Ihr Herz trommelt fest gegen den Brustkorb, je näher sie der Straße kommt. Wie wird Milosz wohl auf sie reagieren? Wohnt er überhaupt noch dort? Falls ja, nach wie vor allein oder gar mit einer Freundin oder Frau? Was hat Jakub gesagt? Er sei siebenundzwanzig? Sie weiß es nicht mehr.

Die letzte Kreuzung. Li-Wen legt die Hände fest um das Lenkrad, ehe sie den Blinker zu der rechten Seite ansetzt. Die Wartezeit kommt ihr viel zu lang vor. Bisher hat diese rote Farbe sie nie zur Weißglut getrieben. Bis auf heute. Komm' schon. Ich habe es etwas eilig. Hier will jemand seinen Bruder wiedersehen. Sie klopft mit den Fingerspitzen auf dem Material herum, der Fuß harrt ungeduldig über dem Gaspedal aus.

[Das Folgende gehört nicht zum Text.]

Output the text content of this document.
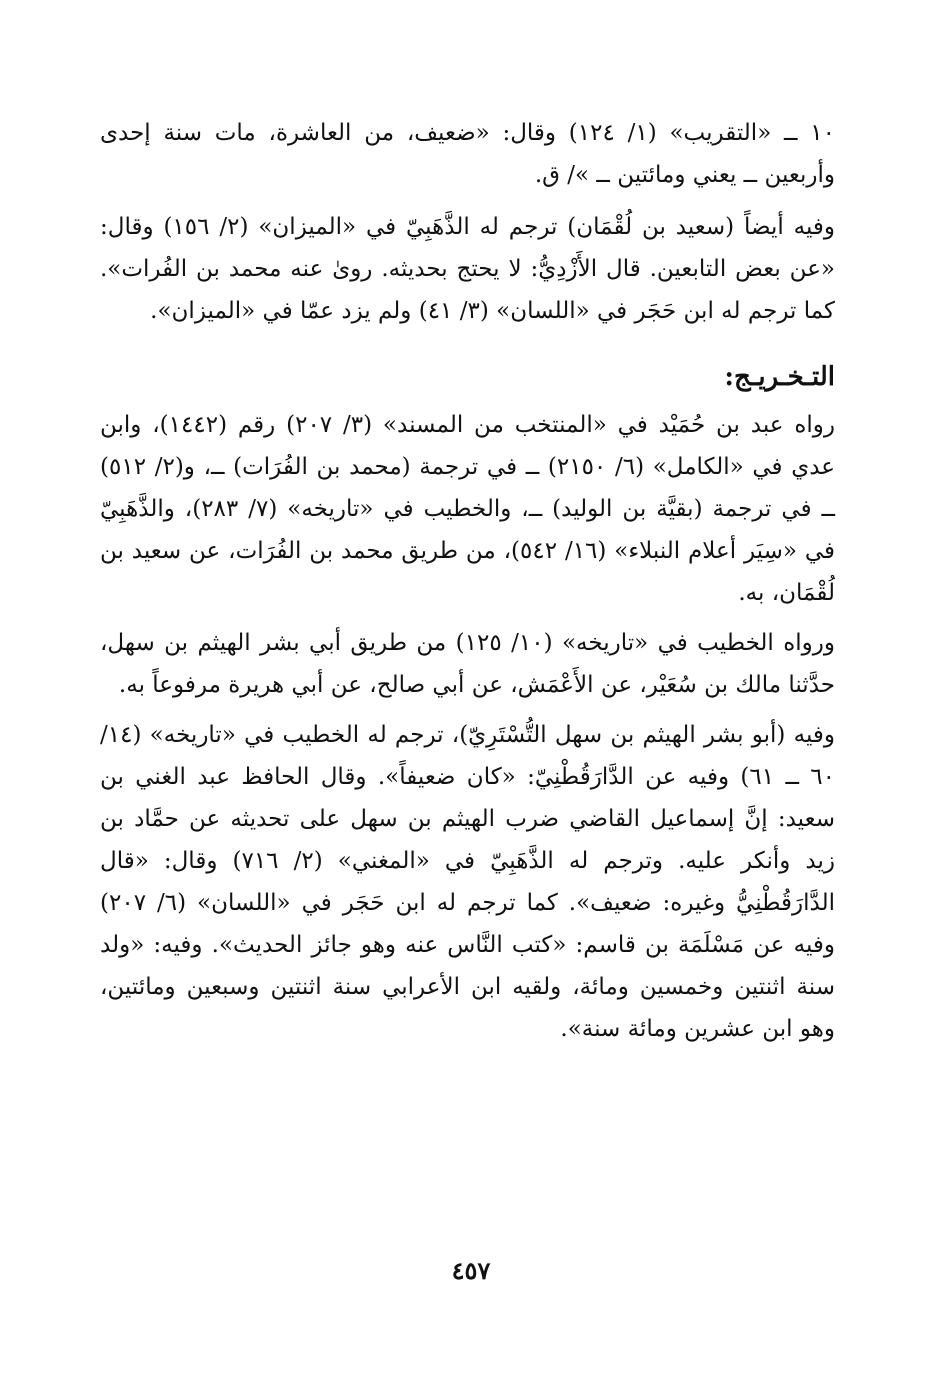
١٠ ــ «التقريب» (١/ ١٢٤) وقال: «ضعيف، من العاشرة، مات سنة إحدى وأربعين ــ يعني ومائتين ــ »/ ق.

وفيه أيضاً (سعيد بن لُقْمَان) ترجم له الذَّهَبِيّ في «الميزان» (٢/ ١٥٦) وقال: «عن بعض التابعين. قال الأَزْدِيُّ: لا يحتج بحديثه. روىٰ عنه محمد بن الفُرات». كما ترجم له ابن حَجَر في «اللسان» (٣/ ٤١) ولم يزد عمّا في «الميزان».

التـخـريـج:

رواه عبد بن حُمَيْد في «المنتخب من المسند» (٣/ ٢٠٧) رقم (١٤٤٢)، وابن عدي في «الكامل» (٦/ ٢١٥٠) ــ في ترجمة (محمد بن الفُرَات) ــ، و(٢/ ٥١٢) ــ في ترجمة (بقيَّة بن الوليد) ــ، والخطيب في «تاريخه» (٧/ ٢٨٣)، والذَّهَبِيّ في «سِيَر أعلام النبلاء» (١٦/ ٥٤٢)، من طريق محمد بن الفُرَات، عن سعيد بن لُقْمَان، به.

ورواه الخطيب في «تاريخه» (١٠/ ١٢٥) من طريق أبي بشر الهيثم بن سهل، حدَّثنا مالك بن سُعَيْر، عن الأَعْمَش، عن أبي صالح، عن أبي هريرة مرفوعاً به.

وفيه (أبو بشر الهيثم بن سهل التُّسْتَرِيّ)، ترجم له الخطيب في «تاريخه» (١٤/ ٦٠ ــ ٦١) وفيه عن الدَّارَقُطْنِيّ: «كان ضعيفاً». وقال الحافظ عبد الغني بن سعيد: إنَّ إسماعيل القاضي ضرب الهيثم بن سهل على تحديثه عن حمَّاد بن زيد وأنكر عليه. وترجم له الذَّهَبِيّ في «المغني» (٢/ ٧١٦) وقال: «قال الدَّارَقُطْنِيُّ وغيره: ضعيف». كما ترجم له ابن حَجَر في «اللسان» (٦/ ٢٠٧) وفيه عن مَسْلَمَة بن قاسم: «كتب النَّاس عنه وهو جائز الحديث». وفيه: «ولد سنة اثنتين وخمسين ومائة، ولقيه ابن الأعرابي سنة اثنتين وسبعين ومائتين، وهو ابن عشرين ومائة سنة».

٤٥٧
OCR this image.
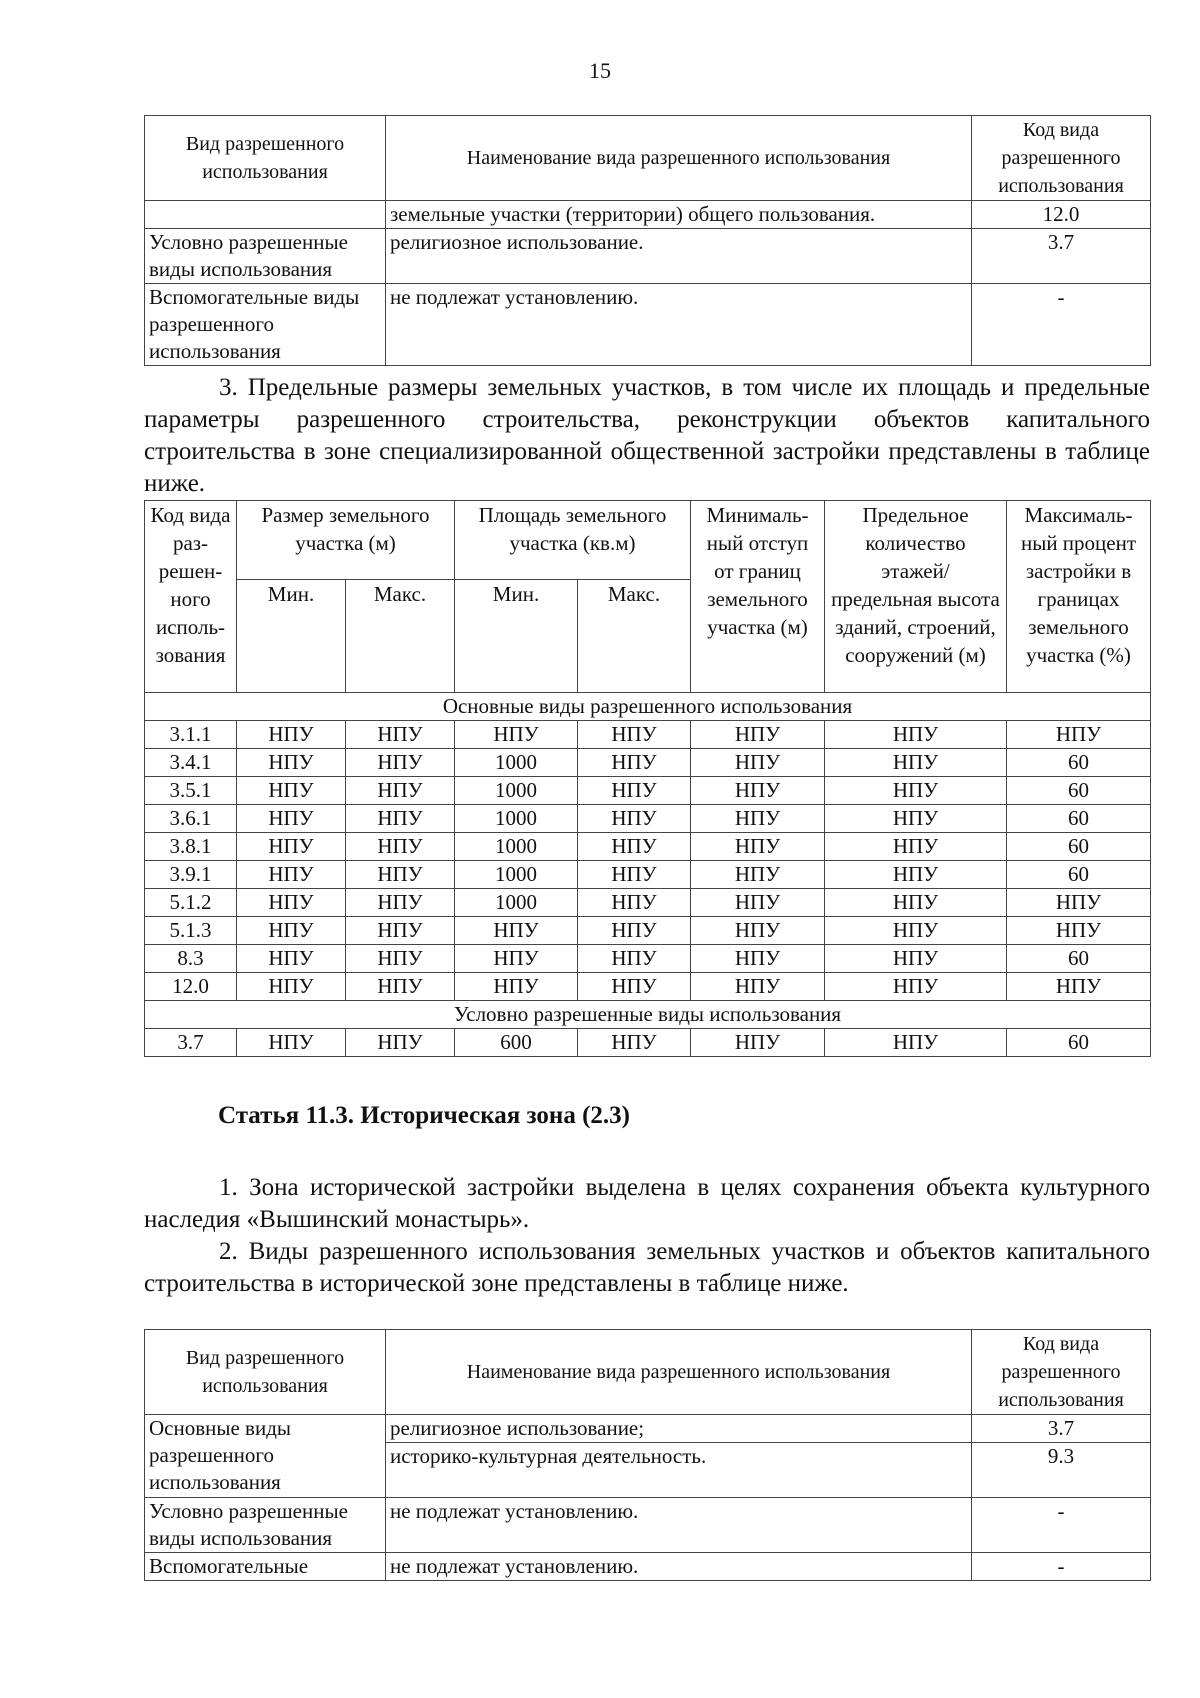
15
Вид разрешенного использования	Наименование вида разрешенного использования	Код вида разрешенного использования
	земельные участки (территории) общего пользования.	12.0
Условно разрешенные виды использования	религиозное использование.	3.7
Вспомогательные виды разрешенного использования	не подлежат установлению.	-

3. Предельные размеры земельных участков, в том числе их площадь и предельные параметры разрешенного строительства, реконструкции объектов капитального строительства в зоне специализированной общественной застройки представлены в таблице ниже.

Код вида раз-решен-ного исполь-зования	Размер земельного участка (м)		Площадь земельного участка (кв.м)		Минималь-ный отступ от границ земельного участка (м)	Предельное количество этажей/ предельная высота зданий, строений, сооружений (м)	Максималь-ный процент застройки в границах земельного участка (%)
	Мин.	Макс.	Мин.	Макс.			
Основные виды разрешенного использования							
3.1.1	НПУ	НПУ	НПУ	НПУ	НПУ	НПУ	НПУ
3.4.1	НПУ	НПУ	1000	НПУ	НПУ	НПУ	60
3.5.1	НПУ	НПУ	1000	НПУ	НПУ	НПУ	60
3.6.1	НПУ	НПУ	1000	НПУ	НПУ	НПУ	60
3.8.1	НПУ	НПУ	1000	НПУ	НПУ	НПУ	60
3.9.1	НПУ	НПУ	1000	НПУ	НПУ	НПУ	60
5.1.2	НПУ	НПУ	1000	НПУ	НПУ	НПУ	НПУ
5.1.3	НПУ	НПУ	НПУ	НПУ	НПУ	НПУ	НПУ
8.3	НПУ	НПУ	НПУ	НПУ	НПУ	НПУ	60
12.0	НПУ	НПУ	НПУ	НПУ	НПУ	НПУ	НПУ
Условно разрешенные виды использования							
3.7	НПУ	НПУ	600	НПУ	НПУ	НПУ	60
Статья 11.3. Историческая зона (2.3)

1. Зона исторической застройки выделена в целях сохранения объекта культурного наследия «Вышинский монастырь».

2. Виды разрешенного использования земельных участков и объектов капитального строительства в исторической зоне представлены в таблице ниже.

Вид разрешенного использования	Наименование вида разрешенного использования	Код вида разрешенного использования
Основные виды разрешенного использования	религиозное использование;	3.7
	историко-культурная деятельность.	9.3
Условно разрешенные виды использования	не подлежат установлению.	-
Вспомогательные	не подлежат установлению.	-
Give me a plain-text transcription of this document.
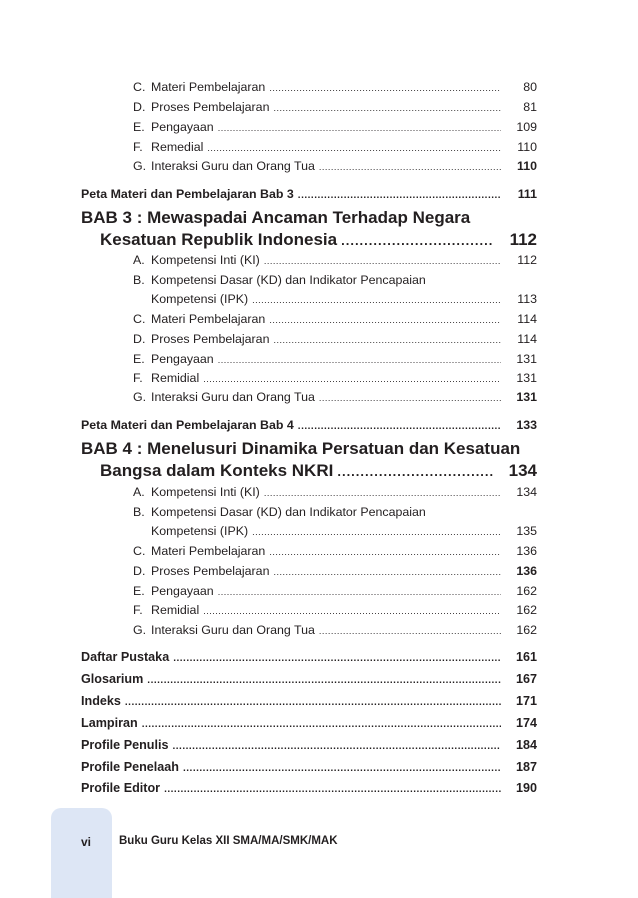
C. Materi Pembelajaran .....	80
D. Proses Pembelajaran .....	81
E. Pengayaan .....	109
F. Remedial .....	110
G. Interaksi Guru dan Orang Tua .....	110
Peta Materi dan Pembelajaran Bab 3 .....	111
BAB 3 : Mewaspadai Ancaman Terhadap Negara
Kesatuan Republik Indonesia .....	112
A. Kompetensi Inti (KI) .....	112
B. Kompetensi Dasar (KD) dan Indikator Pencapaian
Kompetensi (IPK) .....	113
C. Materi Pembelajaran .....	114
D. Proses Pembelajaran .....	114
E. Pengayaan .....	131
F. Remidial .....	131
G. Interaksi Guru dan Orang Tua .....	131
Peta Materi dan Pembelajaran Bab 4 .....	133
BAB 4 : Menelusuri Dinamika Persatuan dan Kesatuan
Bangsa dalam Konteks NKRI .....	134
A. Kompetensi Inti (KI) .....	134
B. Kompetensi Dasar (KD) dan Indikator Pencapaian
Kompetensi (IPK) .....	135
C. Materi Pembelajaran .....	136
D. Proses Pembelajaran .....	136
E. Pengayaan .....	162
F. Remidial .....	162
G. Interaksi Guru dan Orang Tua .....	162
Daftar Pustaka .....	161
Glosarium .....	167
Indeks .....	171
Lampiran .....	174
Profile Penulis .....	184
Profile Penelaah .....	187
Profile Editor .....	190
vi Buku Guru Kelas XII SMA/MA/SMK/MAK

„Mann, komm' schon. Das kann doch nicht wahr sein. So eine Scheißampel. Hat die schon immer so lange gedauert? Das ist ja schlimmer als in Berlin. Meine Fresse. So viel dazu, Wis- ... Oh, na bitte. Es geht doch. Muss man sich zuerst ständig aufregen? Also echt." Keine zwei Sekunden sind vergangen, und Li-Wen saust um die Kurve. Jakub fährt dicht hinter ihrem Wagen. Fünfzig, Sechzig. Bei fünfundsechzig bleibt die Nadel. Sie kann es nicht sonderlich begreifen. Das Ziel ist zum Greifen kann. Vielleicht freut sie sich mehr als Jakub. Es liegt daran, dass sie einen Menschen nach all den Jahren glücklich gemacht hat. „Ach, scheiß' doch aufs Halteverbot. Da ist keine Ausfahrt, da ist nichts. Außerdem dauert's nicht lange. Und es ist dunkel. Da sieht mich niemand."

Li-Wen denkt nicht länger nach, zögert den Beschluss nicht mehr hinaus. Von der einen äußersten Spur steuert sie ihren Flitzer auf die andere, ohne dabei auf die anderen Fahrer zu achten. Jemand hupt laut und wird von Li-Wen ausgebremst. Jakub geht den Vorgang nachsichtiger an. Zwar manövriert er seinen Sportwagen geschickt über die breite Straße, doch im Vergleich zu Li-Wen kontrolliert er vorher, ob jemand hinter ihm ist.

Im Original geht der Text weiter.